The EPA clarification follows reports in the media that stated Guyana will have to bear 50% of the US$30 per tonne of CO2e payment since this will be treated as a recoverable cost under the Production Sharing Agreement (PSA).
The EPA confirmed however that ExxonMobil will not be recovering this payment and that this was indicated during discussions it had with the company.
“While the EPA in its role as an environmental regulator does not typically concern itself with the contractual arrangements between the Ministry of Natural Resources and EEPGL, during discussions with the company regarding the modifications, it was indicated that any such payments would not be recoverable against the Government of Guyana,” the Agency outlined in a statement on Thursday.
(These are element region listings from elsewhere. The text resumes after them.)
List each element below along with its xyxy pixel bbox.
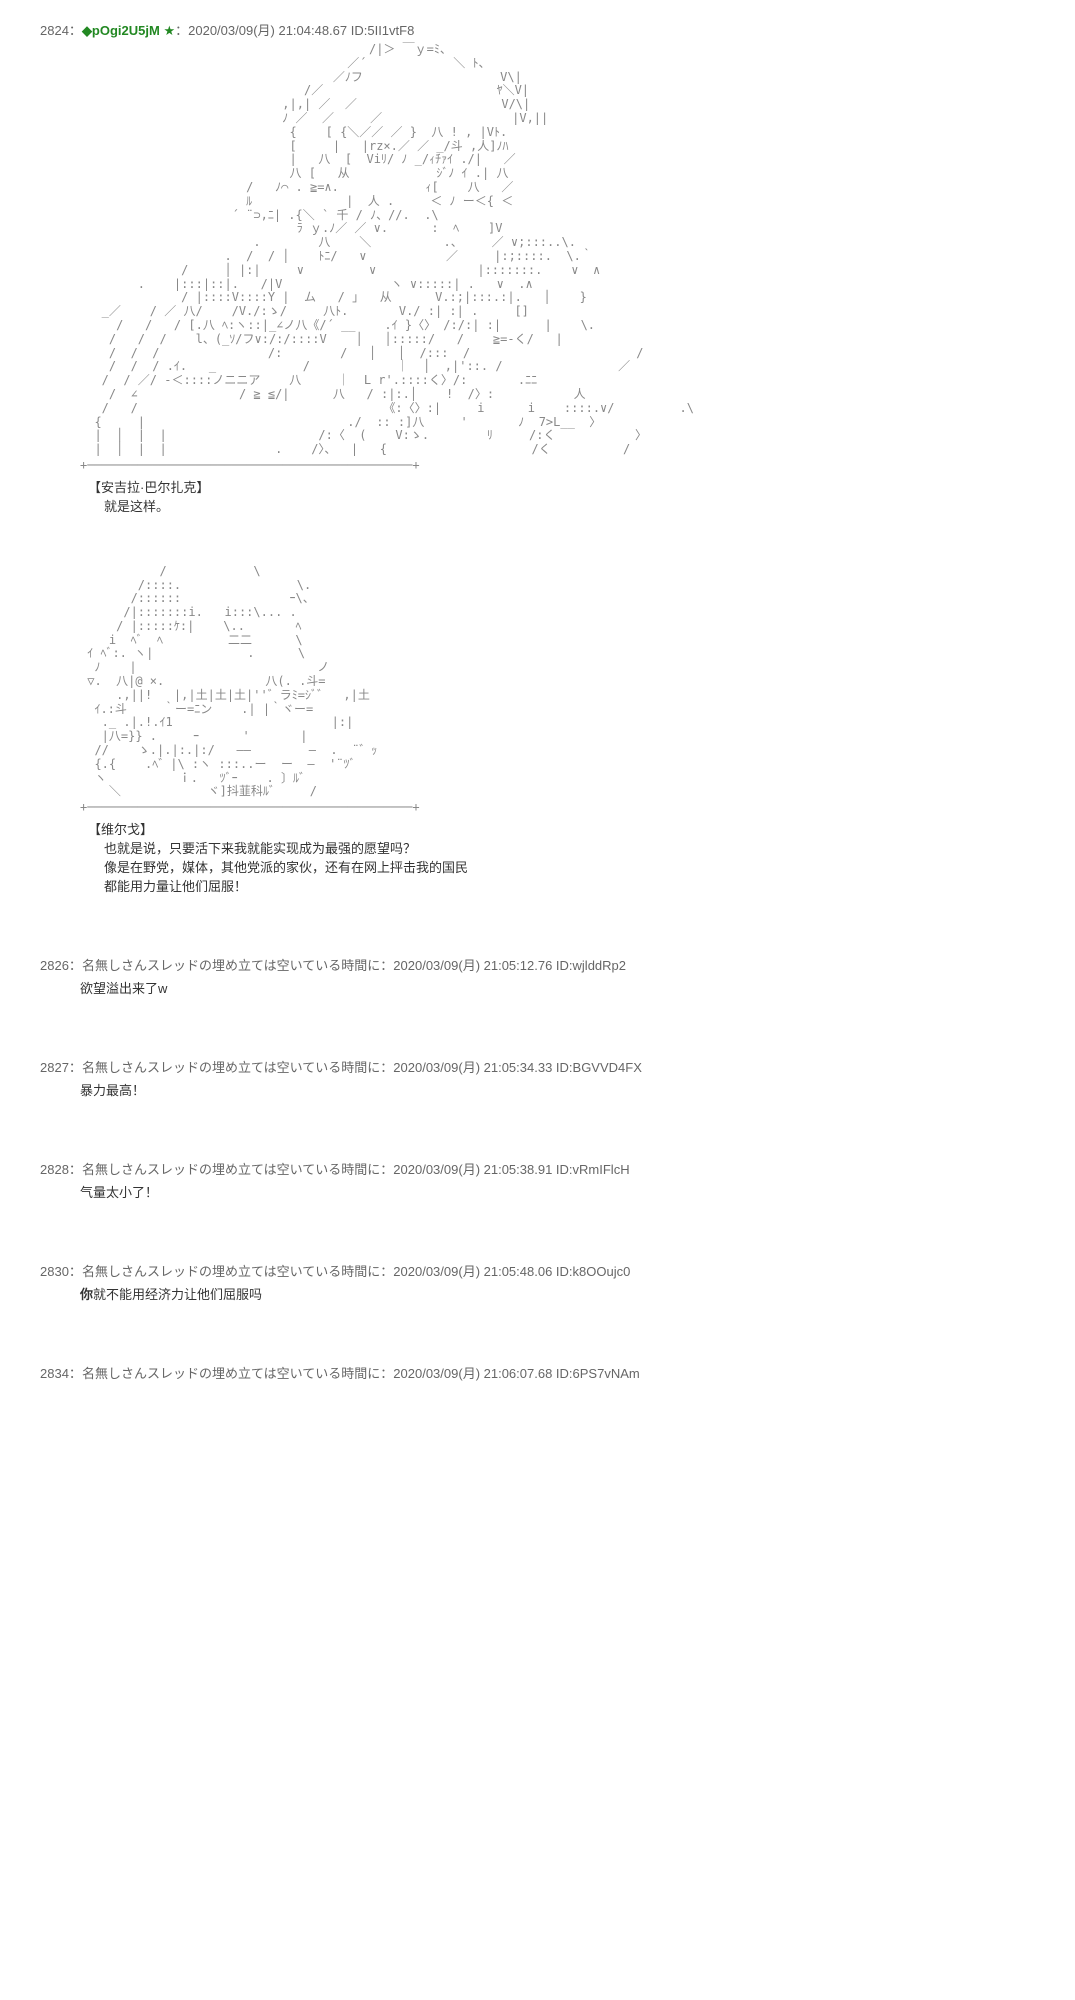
dialogue-line: 像是在野党，媒体，其他党派的家伙，还有在网上抨击我的国民 [104,857,1035,876]
anon-name: 名無しさんスレッドの埋め立ては空いている時間に [82,958,380,973]
post: 2824：◆pOgi2U5jM ★：2020/03/09(月) 21:04:48… [40,20,1035,895]
anon-name: 名無しさんスレッドの埋め立ては空いている時間に [82,1060,380,1075]
dialogue-line: 都能用力量让他们屈服！ [104,876,1035,895]
dialogue-line: 也就是说，只要活下来我就能实现成为最强的愿望吗？ [104,838,1035,857]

The environmental regulator pointed out that it views the modification, not as creating any additional adverse effects, but as a means of implementing more specific “flare management conditions” that are consistent with industry practice in order to regulate and/or deter periods of flaring.
On May 18, the EPA had announced that the Environmental Permit for the Liza Phase 1 project was recalled and modified to include more stringent regulatory requirements to address flaring in accordance with the EPA’s legislation.
The revised Environmental Permit features modified terms and conditions relating to the emission reporting requirements, technical considerations for flaring, and timelines for flaring events. Additionally, it also contained an obligation on ExxonMobil Guyana to pay for the emission of carbon dioxide equivalent as a result of flaring in excess of timelines for commissioning and start-up. That payment shall be made to the EPA and is calculated at the rate of US$30 per tonne of CO2e.
Further on, the EPA reminded that some amount of flaring is expected at the Liza Phase 1 Development for maintenance events, process upsets, and equipment failures given the complexities of oil and gas production in the offshore environment.
Nevertheless, the EPA said it has pursued modification to ensure that there are environmental safeguards and deterrent mechanisms to address any prolonged periods of flaring that may pose risks to the environment.